A causa, ad esempio, dei bassi salari, molti ragazzi considerano
l’impiego in cooperativa come un lavoro di passaggio, non per la
vita. Il turn over è molto alto e per questo la continuità
didattica rischia di essere compromessa. Anche la motivazione al
lavoro rischia di essere minore. Alla fine, la ricaduta sulla qualità
del servizio è inevitabile. Il Comune di Bologna, sotto questo
aspetto, è più efficiente per quanto riguarda i servizi agli
anziani, in gran parte gestiti da cooperative, i cui lavoratori
godono di un aumento di salario del 4,5%. E’ ancora poco ( ci
vorrebbe infatti un’integrazione di almeno il 10% per portare
tutti a livello dei comunali) ma è già qualcosa.
Quali
sono, allora, le proposte del sindacato per risolvere il problema
delle lunghe liste d’attesa per un posto al nido?
Prima di tutto,
la situazione ottimale sarebbe che il Comune gestisse direttamente i
suoi nidi. Non sarebbe impossibile. Per rendere disponibili i 600
posti nido necessari a Bologna, sarebbe sufficiente stanziare 5
milioni di euro, pari all’1% del bilancio comunale. Una cifra non
poi così alta, se si tiene conto che in questi 4 anni, la spesa per
le consulenze esterne è passata da 4,5 milioni a 9,5 milioni di
euro. Consulenze che spesso si rivelano inutile e superflue, uno
spreco inutile. Dei 105 dipendenti che ha il Comune, ben 55 hanno
infatti un contratto come consulenti. Questo ha gonfiato di molto le
spese.
La direzione
intrapresa dall’assessore comunale alla scuola, Franco Pannuti,
sembra invece totalmente diversa.
Il piano che ha
Pannuti di creare 600 posti convenzionati, determinerà un
rovesciamento della tradizione di asili pubblici bolognesi, che
diventerà sempre più squilibrata in favore dell’offerta privata.

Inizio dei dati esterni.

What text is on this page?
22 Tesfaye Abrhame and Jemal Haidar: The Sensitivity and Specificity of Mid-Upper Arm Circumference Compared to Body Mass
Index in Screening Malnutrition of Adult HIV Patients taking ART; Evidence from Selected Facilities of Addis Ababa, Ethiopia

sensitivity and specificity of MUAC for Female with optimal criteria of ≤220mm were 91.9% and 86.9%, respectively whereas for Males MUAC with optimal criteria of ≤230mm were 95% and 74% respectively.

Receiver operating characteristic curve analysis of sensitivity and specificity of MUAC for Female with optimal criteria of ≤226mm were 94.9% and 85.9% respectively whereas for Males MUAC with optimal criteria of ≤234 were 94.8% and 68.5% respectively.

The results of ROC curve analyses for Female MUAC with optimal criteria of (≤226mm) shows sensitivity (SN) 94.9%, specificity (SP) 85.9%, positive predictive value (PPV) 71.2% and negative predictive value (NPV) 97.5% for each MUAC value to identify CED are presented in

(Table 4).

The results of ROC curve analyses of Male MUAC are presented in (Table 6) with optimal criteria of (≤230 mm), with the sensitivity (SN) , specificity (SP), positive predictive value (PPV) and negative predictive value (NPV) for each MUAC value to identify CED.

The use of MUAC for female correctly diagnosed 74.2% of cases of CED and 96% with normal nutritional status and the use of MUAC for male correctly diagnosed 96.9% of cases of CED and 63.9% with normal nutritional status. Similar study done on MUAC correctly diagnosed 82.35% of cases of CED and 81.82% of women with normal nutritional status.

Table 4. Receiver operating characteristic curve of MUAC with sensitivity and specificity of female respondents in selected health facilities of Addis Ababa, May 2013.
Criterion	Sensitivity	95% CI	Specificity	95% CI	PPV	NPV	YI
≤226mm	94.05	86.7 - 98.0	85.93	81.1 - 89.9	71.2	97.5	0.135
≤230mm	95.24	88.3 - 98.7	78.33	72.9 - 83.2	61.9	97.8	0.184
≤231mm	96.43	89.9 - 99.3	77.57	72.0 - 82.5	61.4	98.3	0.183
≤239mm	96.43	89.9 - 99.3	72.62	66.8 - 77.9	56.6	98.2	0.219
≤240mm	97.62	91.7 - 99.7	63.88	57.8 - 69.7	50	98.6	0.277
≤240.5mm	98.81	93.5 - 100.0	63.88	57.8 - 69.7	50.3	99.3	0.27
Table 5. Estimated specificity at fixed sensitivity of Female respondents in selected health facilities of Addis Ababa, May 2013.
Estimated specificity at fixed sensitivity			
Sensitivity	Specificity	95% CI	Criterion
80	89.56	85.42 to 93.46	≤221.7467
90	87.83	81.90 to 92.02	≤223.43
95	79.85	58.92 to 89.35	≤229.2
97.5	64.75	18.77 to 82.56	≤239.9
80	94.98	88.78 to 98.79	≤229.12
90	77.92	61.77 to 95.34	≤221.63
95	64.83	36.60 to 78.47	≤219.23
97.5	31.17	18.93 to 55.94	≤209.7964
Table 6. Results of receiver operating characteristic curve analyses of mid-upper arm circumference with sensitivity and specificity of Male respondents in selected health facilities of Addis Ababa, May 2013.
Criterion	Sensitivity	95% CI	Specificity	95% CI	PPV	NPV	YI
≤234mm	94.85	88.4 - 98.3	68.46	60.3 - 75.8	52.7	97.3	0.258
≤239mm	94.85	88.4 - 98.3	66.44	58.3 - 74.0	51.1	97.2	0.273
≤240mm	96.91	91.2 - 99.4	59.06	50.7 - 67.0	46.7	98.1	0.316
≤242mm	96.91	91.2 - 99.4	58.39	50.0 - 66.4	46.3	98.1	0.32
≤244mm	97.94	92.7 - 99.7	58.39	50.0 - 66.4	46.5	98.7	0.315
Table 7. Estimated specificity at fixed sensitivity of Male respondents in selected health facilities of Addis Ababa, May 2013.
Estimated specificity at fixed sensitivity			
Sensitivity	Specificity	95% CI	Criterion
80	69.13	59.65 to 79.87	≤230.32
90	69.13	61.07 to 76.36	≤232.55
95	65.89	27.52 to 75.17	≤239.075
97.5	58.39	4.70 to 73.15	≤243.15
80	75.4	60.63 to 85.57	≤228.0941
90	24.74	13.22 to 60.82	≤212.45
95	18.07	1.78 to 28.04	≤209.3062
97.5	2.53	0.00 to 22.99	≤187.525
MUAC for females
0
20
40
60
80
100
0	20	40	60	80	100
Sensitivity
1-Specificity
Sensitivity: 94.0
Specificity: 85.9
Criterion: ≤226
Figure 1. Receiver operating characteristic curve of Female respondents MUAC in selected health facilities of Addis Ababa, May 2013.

Oggi i privati gestiscono il 2,5% del posti nei nidi. Fra 3 anni, si
prevede di far salire questa percentuale al 27%. Nel frattempo,
Pannuti non sta facendo nulla per i nido comunali, fa crescere solo
i privati. E’ una tendenza che
non ci piace per niente.
Sabato,
intanto, sarà inaugurato un nuovo asilo aziendale.
Sì, quello
della Phoebis s.r.l. Nei giorni scorsi abbiamo chiesto a Pannuti di
conoscere gli standard qualitativi e la modalità della convenzione.
Tuttavia, l’assessore non ci ha ancora risposto.